After months of being rebuffed by big-name outsiders, Bank of America was forced to settle on an internal candidate yesterday, announcing that its consumer banking chief, Brian Moynihan, will succeed outgoing C.E.O. Ken Lewis. Mr. Moynihan might have Attorney General Andrew Cuomo—and his endless probe into the bank’s merger with Merrill Lynch—to thank for his promotion.
Last week, Mr. Cuomo’s office sent a letter to the big bank questioning the veracity of its other top contender, chief risk officer Gregory Curl. “As we have told you and your colleagues, we are seriously concerned that Mr. Curl has provided testimony that was intentionally or recklessly false,” an attorney in Mr. Cuomo’s office wrote regarding his testimony before the office. According to the letter, Mr. Curl conveniently forgot a phone call after the bank was forced to waive its attorney-client privilege.

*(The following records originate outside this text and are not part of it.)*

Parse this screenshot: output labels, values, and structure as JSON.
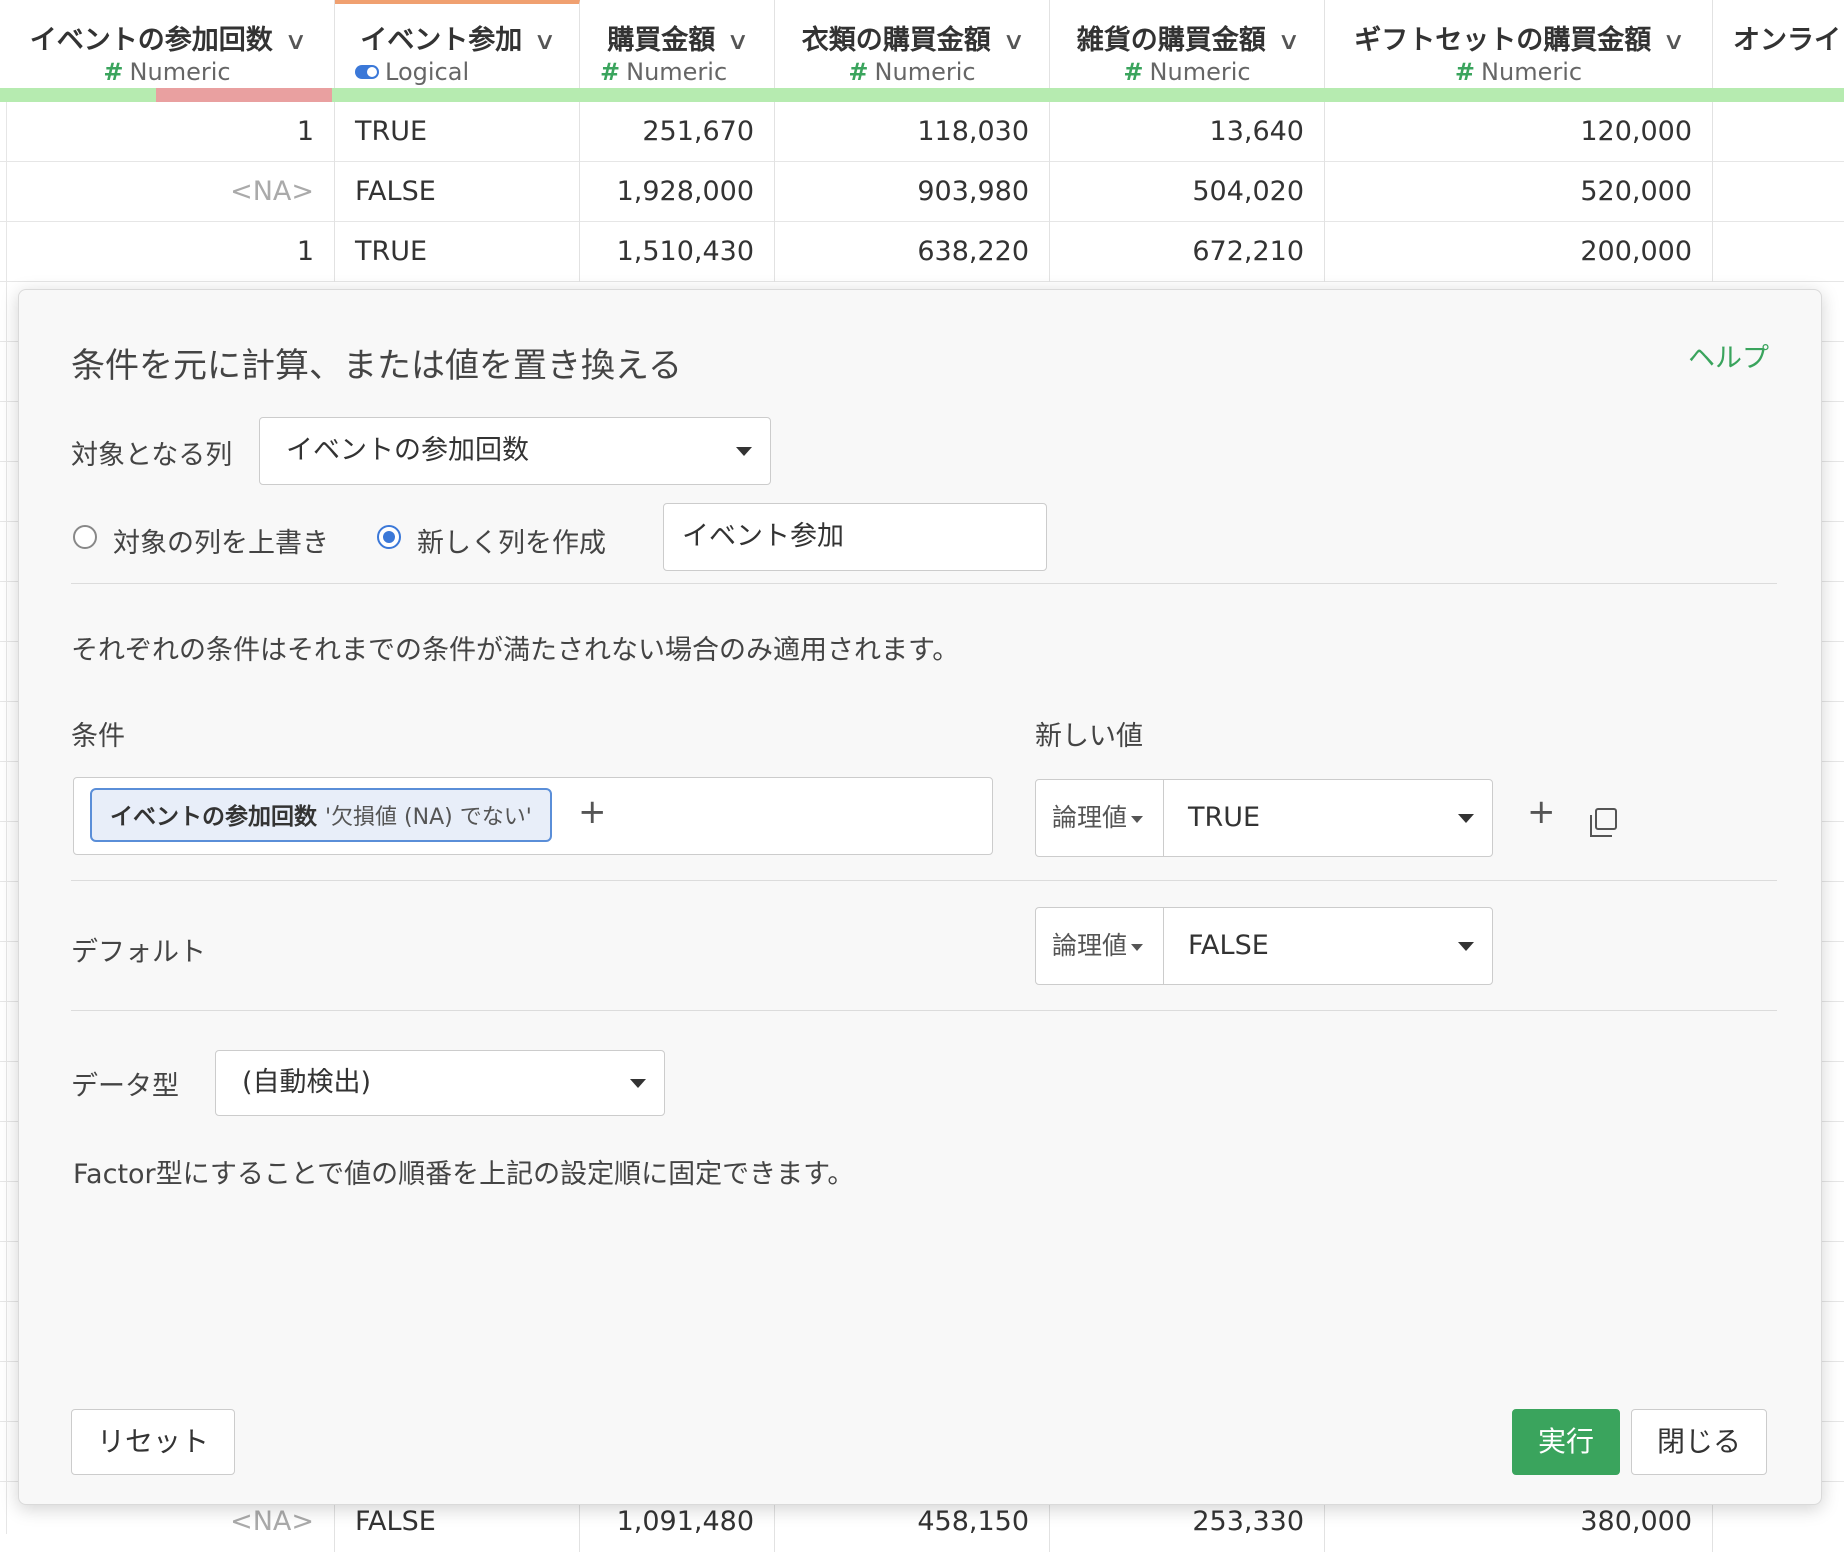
{
  "table": {
    "columns": [
      {
        "name": "イベントの参加回数",
        "type": "Numeric",
        "type_icon": "hash-icon"
      },
      {
        "name": "イベント参加",
        "type": "Logical",
        "type_icon": "toggle-icon"
      },
      {
        "name": "購買金額",
        "type": "Numeric",
        "type_icon": "hash-icon"
      },
      {
        "name": "衣類の購買金額",
        "type": "Numeric",
        "type_icon": "hash-icon"
      },
      {
        "name": "雑貨の購買金額",
        "type": "Numeric",
        "type_icon": "hash-icon"
      },
      {
        "name": "ギフトセットの購買金額",
        "type": "Numeric",
        "type_icon": "hash-icon"
      },
      {
        "name": "オンライ",
        "type": "",
        "type_icon": ""
      }
    ],
    "rows": [
      [
        "1",
        "TRUE",
        "251,670",
        "118,030",
        "13,640",
        "120,000",
        ""
      ],
      [
        "<NA>",
        "FALSE",
        "1,928,000",
        "903,980",
        "504,020",
        "520,000",
        ""
      ],
      [
        "1",
        "TRUE",
        "1,510,430",
        "638,220",
        "672,210",
        "200,000",
        ""
      ]
    ],
    "bottom_row": [
      "<NA>",
      "FALSE",
      "1,091,480",
      "458,150",
      "253,330",
      "380,000",
      ""
    ]
  },
  "dialog": {
    "title": "条件を元に計算、または値を置き換える",
    "help": "ヘルプ",
    "target_label": "対象となる列",
    "target_value": "イベントの参加回数",
    "radio_overwrite": "対象の列を上書き",
    "radio_new": "新しく列を作成",
    "new_column_name": "イベント参加",
    "note": "それぞれの条件はそれまでの条件が満たされない場合のみ適用されます。",
    "condition_label": "条件",
    "new_value_label": "新しい値",
    "condition_chip_column": "イベントの参加回数",
    "condition_chip_text": "'欠損値 (NA) でない'",
    "value_type": "論理値",
    "value": "TRUE",
    "default_label": "デフォルト",
    "default_type": "論理値",
    "default_value": "FALSE",
    "data_type_label": "データ型",
    "data_type_value": "(自動検出)",
    "factor_note": "Factor型にすることで値の順番を上記の設定順に固定できます。",
    "reset": "リセット",
    "run": "実行",
    "close": "閉じる",
    "plus": "+"
  }
}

Then, on Wednesday—after the bank’s last outsider rejected the top job—two BofA board members met with officials in the attorney general’s office. A few hours later, the bank announced Mr. Moynihan as the new C.E.O.
Unfortunately for the bank, Mr. Moynihan his own credibility problems related to the Merrill deal. “I didn’t find some of his answers believable,” Congressman Edolphus Towns said of Mr. Moynihan’s appearance last month before a House oversight committee. Which is, of course, why the bank was looking outside in the first place.